体の回復もまだで、一日の大半をベッドの上で過ごしているのだという。
訪問を聞いていたのか、ダナはベッドの上に上体を起こしてビクトールを迎えた。
「悪かったな、来るのが遅くなって」
そう言うビクトールに、首を横にふって見せる。
包帯に覆われているから、表情までは知ることができなかった。
「入院生活はまだ続きそうだな。何かほしいものとかあるか?」
「いいえ」
短く返された答え。
ビクトールは窓に近寄ると、大きくあけはなった。入ってきた風に、白く清潔そうなカーテンがゆれる。空の青さが目に痛い。

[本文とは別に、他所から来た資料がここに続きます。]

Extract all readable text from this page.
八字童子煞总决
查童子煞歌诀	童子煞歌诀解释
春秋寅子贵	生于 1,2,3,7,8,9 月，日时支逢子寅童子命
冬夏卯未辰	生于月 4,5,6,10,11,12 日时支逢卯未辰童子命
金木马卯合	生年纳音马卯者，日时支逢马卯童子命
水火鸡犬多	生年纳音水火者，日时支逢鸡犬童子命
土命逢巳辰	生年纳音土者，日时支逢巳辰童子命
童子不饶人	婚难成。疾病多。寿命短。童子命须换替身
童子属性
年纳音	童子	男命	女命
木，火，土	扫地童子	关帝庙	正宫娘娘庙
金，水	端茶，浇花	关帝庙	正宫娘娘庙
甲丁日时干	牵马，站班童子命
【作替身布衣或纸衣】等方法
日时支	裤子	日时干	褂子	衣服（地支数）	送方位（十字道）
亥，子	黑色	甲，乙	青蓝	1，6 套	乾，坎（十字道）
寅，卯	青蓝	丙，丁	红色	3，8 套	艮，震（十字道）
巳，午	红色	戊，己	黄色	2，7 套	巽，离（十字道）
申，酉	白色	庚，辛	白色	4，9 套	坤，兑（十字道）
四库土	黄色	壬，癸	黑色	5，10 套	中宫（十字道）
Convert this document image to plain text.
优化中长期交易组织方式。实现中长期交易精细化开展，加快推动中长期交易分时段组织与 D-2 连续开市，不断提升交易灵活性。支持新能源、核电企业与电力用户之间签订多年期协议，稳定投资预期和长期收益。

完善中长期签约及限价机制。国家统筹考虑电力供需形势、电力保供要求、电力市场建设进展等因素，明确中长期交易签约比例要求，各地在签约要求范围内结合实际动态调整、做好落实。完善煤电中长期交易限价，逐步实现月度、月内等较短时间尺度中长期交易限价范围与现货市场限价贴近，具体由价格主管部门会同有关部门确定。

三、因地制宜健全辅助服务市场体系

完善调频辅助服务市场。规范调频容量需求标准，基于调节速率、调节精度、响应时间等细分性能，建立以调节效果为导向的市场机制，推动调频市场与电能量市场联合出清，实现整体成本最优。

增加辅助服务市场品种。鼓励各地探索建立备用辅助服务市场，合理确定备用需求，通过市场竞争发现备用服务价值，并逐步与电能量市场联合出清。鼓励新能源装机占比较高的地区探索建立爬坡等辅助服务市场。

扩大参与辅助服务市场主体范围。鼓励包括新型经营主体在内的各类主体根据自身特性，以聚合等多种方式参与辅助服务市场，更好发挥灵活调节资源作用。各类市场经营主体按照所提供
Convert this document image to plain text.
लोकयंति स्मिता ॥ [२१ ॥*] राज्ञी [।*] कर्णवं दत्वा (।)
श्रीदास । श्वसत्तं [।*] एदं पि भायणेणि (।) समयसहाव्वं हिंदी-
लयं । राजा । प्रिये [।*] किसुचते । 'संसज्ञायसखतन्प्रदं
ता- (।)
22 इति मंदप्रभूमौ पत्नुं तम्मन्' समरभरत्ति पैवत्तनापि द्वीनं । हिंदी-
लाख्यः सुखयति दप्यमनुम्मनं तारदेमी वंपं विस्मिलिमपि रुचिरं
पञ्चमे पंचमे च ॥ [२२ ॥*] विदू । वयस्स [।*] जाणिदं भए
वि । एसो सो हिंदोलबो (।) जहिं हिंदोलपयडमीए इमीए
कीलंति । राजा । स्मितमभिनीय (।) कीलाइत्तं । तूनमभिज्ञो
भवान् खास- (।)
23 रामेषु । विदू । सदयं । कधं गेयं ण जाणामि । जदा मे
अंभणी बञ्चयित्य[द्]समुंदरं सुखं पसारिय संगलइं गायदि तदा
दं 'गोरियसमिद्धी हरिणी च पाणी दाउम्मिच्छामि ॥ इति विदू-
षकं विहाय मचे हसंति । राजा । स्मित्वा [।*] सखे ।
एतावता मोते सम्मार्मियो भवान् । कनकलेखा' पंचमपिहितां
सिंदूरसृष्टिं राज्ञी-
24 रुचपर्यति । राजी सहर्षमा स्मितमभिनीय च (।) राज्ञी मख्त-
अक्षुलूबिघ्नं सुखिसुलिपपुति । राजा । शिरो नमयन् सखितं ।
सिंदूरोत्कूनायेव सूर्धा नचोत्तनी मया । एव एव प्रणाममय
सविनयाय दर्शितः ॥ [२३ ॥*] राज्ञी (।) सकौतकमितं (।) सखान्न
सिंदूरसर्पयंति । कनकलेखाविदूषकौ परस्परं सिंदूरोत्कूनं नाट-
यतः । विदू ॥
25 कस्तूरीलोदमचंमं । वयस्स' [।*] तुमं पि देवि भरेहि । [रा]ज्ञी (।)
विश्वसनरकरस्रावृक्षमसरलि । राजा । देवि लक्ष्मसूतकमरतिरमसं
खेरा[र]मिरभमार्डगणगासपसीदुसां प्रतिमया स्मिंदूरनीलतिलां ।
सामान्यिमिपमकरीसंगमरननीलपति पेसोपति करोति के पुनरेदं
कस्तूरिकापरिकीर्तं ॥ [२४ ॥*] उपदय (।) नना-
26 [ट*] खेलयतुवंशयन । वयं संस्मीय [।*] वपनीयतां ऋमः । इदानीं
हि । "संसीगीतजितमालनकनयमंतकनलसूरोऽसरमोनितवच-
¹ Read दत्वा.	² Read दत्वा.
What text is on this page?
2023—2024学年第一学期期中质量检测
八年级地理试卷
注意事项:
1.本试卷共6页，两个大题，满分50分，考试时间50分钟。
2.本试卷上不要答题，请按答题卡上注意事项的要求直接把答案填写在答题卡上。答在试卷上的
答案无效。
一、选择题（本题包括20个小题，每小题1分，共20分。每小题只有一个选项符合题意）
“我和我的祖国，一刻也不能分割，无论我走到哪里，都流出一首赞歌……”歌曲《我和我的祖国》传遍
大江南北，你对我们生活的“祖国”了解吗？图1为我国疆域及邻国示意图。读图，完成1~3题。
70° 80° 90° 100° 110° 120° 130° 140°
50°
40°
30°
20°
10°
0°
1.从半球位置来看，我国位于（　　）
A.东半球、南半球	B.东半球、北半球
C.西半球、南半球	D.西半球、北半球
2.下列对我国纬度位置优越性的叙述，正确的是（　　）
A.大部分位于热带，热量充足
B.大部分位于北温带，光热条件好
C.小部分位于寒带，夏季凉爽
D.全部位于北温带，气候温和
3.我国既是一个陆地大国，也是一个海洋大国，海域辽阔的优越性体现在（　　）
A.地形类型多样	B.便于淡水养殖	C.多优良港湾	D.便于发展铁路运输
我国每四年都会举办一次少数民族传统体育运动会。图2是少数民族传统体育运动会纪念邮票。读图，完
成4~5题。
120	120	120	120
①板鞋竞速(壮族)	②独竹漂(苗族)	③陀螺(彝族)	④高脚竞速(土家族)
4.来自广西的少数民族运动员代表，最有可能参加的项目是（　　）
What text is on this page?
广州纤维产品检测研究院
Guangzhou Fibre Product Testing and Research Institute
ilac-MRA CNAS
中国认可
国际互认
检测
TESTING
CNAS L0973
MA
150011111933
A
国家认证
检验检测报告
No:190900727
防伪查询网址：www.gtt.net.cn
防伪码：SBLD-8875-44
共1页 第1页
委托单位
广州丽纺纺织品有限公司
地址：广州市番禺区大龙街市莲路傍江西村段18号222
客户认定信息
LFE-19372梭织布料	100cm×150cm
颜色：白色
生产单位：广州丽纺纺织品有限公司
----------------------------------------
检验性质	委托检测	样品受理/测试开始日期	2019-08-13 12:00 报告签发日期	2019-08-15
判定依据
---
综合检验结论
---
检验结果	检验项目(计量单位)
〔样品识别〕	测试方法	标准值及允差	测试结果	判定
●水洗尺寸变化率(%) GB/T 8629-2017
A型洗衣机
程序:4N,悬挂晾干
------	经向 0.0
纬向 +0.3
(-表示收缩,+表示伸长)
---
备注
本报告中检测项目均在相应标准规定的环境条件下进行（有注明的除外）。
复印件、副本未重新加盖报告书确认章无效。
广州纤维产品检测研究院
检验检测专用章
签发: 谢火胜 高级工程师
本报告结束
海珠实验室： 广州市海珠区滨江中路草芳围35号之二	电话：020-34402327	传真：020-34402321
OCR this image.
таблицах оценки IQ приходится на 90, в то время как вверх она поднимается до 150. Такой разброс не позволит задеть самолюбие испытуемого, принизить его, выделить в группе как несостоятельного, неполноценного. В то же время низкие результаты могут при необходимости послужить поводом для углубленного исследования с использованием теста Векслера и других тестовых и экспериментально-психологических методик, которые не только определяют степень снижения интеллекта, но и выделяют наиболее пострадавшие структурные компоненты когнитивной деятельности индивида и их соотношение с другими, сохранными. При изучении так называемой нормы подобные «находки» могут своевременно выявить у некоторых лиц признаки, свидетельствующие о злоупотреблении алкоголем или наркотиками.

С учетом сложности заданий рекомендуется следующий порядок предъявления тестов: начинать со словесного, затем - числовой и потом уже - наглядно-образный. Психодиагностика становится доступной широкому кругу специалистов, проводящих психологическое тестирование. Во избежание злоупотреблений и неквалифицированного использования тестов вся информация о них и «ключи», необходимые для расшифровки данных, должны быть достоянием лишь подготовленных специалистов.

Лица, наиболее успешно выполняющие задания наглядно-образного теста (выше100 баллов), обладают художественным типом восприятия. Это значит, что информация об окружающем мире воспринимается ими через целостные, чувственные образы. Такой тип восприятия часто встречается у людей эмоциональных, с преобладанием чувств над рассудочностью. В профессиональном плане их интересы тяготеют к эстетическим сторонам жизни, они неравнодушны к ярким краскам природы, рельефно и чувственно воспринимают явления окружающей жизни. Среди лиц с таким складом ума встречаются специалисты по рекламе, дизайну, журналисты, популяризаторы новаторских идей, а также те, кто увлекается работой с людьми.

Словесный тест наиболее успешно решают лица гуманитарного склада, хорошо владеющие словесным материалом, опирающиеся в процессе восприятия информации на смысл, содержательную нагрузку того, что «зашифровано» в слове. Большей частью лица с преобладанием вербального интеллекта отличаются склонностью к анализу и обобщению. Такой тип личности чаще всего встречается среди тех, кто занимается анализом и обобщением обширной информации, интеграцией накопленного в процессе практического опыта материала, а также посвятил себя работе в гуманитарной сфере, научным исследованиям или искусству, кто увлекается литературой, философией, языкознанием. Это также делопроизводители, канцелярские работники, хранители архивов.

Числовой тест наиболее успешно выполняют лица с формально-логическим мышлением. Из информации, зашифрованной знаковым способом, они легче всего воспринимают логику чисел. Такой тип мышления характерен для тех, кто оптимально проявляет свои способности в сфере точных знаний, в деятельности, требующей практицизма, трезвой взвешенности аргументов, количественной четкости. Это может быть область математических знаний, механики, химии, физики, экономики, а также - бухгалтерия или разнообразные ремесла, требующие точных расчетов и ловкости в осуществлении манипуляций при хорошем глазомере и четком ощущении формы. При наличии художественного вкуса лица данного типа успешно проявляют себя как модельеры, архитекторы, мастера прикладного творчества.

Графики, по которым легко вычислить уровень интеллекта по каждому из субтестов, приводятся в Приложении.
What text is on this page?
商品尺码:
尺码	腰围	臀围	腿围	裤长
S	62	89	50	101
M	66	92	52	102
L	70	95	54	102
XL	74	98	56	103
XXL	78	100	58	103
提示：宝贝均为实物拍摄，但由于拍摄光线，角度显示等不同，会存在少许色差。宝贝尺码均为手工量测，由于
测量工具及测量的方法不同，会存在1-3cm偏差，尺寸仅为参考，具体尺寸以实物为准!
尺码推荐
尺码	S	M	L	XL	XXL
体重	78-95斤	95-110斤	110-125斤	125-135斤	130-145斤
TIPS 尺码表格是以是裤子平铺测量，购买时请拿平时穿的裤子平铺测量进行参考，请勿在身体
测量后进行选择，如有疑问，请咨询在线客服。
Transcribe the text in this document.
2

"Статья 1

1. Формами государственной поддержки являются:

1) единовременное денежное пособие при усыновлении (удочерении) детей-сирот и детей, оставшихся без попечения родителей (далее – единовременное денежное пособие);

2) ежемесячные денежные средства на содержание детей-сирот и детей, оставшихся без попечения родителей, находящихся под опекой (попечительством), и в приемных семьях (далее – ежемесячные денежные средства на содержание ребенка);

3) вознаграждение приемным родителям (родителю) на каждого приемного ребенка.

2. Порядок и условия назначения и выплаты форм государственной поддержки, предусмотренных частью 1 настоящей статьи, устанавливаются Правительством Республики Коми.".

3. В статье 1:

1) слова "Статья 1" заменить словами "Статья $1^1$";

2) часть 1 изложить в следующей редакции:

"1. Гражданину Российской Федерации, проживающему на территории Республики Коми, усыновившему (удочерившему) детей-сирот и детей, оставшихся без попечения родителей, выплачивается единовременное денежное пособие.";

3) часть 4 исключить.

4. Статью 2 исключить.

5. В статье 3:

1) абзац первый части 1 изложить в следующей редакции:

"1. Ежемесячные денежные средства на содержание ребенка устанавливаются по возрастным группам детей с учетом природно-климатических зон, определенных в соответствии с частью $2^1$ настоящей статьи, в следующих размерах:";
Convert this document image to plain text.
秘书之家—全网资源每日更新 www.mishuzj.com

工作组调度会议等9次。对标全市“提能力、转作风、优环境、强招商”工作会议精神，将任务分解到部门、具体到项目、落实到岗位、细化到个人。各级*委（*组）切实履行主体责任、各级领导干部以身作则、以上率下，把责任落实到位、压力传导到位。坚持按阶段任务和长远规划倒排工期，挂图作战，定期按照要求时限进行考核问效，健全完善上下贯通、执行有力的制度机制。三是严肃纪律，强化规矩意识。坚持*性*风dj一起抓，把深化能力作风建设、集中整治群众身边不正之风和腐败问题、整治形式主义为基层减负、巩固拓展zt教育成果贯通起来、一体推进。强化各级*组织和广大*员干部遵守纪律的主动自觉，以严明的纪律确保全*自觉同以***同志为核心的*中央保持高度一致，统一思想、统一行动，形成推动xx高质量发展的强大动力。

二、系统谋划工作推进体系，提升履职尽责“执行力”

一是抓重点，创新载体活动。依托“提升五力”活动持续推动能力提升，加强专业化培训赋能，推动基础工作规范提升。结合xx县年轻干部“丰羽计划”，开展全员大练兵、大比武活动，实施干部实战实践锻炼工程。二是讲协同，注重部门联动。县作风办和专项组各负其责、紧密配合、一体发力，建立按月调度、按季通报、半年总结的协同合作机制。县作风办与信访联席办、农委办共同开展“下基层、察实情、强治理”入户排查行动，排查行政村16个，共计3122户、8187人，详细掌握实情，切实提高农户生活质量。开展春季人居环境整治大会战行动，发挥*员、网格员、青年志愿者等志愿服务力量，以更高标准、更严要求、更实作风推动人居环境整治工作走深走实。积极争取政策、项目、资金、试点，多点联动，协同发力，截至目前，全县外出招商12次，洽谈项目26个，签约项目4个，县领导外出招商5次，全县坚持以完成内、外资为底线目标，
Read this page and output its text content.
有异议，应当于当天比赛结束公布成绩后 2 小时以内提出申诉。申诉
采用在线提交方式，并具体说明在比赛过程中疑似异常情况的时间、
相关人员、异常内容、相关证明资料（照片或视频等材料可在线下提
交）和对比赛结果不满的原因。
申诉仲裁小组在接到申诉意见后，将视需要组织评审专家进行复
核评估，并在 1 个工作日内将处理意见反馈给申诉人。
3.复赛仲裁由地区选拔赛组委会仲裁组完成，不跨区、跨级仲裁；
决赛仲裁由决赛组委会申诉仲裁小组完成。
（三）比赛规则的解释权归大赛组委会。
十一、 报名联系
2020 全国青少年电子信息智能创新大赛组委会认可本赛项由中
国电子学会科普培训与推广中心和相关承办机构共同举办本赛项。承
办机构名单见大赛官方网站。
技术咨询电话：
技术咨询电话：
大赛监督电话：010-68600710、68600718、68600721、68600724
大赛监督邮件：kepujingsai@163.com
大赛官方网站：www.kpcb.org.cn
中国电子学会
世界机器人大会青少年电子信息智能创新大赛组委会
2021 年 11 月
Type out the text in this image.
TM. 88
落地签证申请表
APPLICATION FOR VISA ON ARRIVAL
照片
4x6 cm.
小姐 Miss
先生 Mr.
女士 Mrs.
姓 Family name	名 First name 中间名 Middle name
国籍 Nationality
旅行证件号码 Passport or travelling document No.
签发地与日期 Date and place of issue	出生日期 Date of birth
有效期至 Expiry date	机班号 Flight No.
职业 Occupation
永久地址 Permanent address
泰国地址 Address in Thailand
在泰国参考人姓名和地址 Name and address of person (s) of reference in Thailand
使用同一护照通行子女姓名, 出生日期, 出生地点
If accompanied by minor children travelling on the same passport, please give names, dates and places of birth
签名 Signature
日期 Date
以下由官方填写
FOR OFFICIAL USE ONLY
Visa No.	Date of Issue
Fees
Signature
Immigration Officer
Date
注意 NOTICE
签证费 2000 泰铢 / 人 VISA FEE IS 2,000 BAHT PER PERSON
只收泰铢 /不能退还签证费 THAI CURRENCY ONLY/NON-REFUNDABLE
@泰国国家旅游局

まるであの日のようだ。軽く咳払いをして、ビクトールは切り出した。
「それで、だ」
背中越しに投げかけた問いに、どんな答えが返ってこようとも受け入れるつもりはある。
「戻ってくる気はあるか?無理にとは言わん。地上で暮らすというのなら、場所は用意してある。クーフで暮らしたいというのなら、何かおまえにできる仕事を見つけるさ」
「あたしは……」
包帯越しに聞こえるダナの声。
「あたしは、戻りたい、です」
小さな声。
違う、戻りたいだけではない。
その裏にあるものをビクトールは直感した。
「まだ、飛びたいか?」
肩越しに振り向いて、単純な言葉で問いかけた。ダナはうつむいた。シーツを握りしめた手に力が入る。関節が白くなるのを見ながら、ビクトールはたたみかけた。
「あんな目にあって、それでもまだ飛びたいと言うか?次は死ぬかもしれないぞ?それでもまだ飛ぶというつもりなのか?」
ゆっくりとダナの首が上下に動く。
「言ってくれるよな」
再び窓の外に視線を向けて、ビクトールは息をつく。
「退院したら、すぐに訓練再開だ」
ぽん、とダナの頭をに手をおいてビクトールは病室を後にした。病院の庭で、サラが待っていた。
「どうやら、ダナはまだ飛ぶつもりらしいぞ」
そう言うと、サラは目を丸くしたがすぐに笑顔になった。
「早いうちに訓練を再開できるといいですね」
「そうだな。また、見舞いに来てやってくれ」
サラを後ろにしたがえて、ビクトールは病院を後にする。
「ヘクター。おまえの選んだ女は強いな」
風にむかってつぶやくと、まるで返事だとでもいうかのように木の葉が舞い上げられた。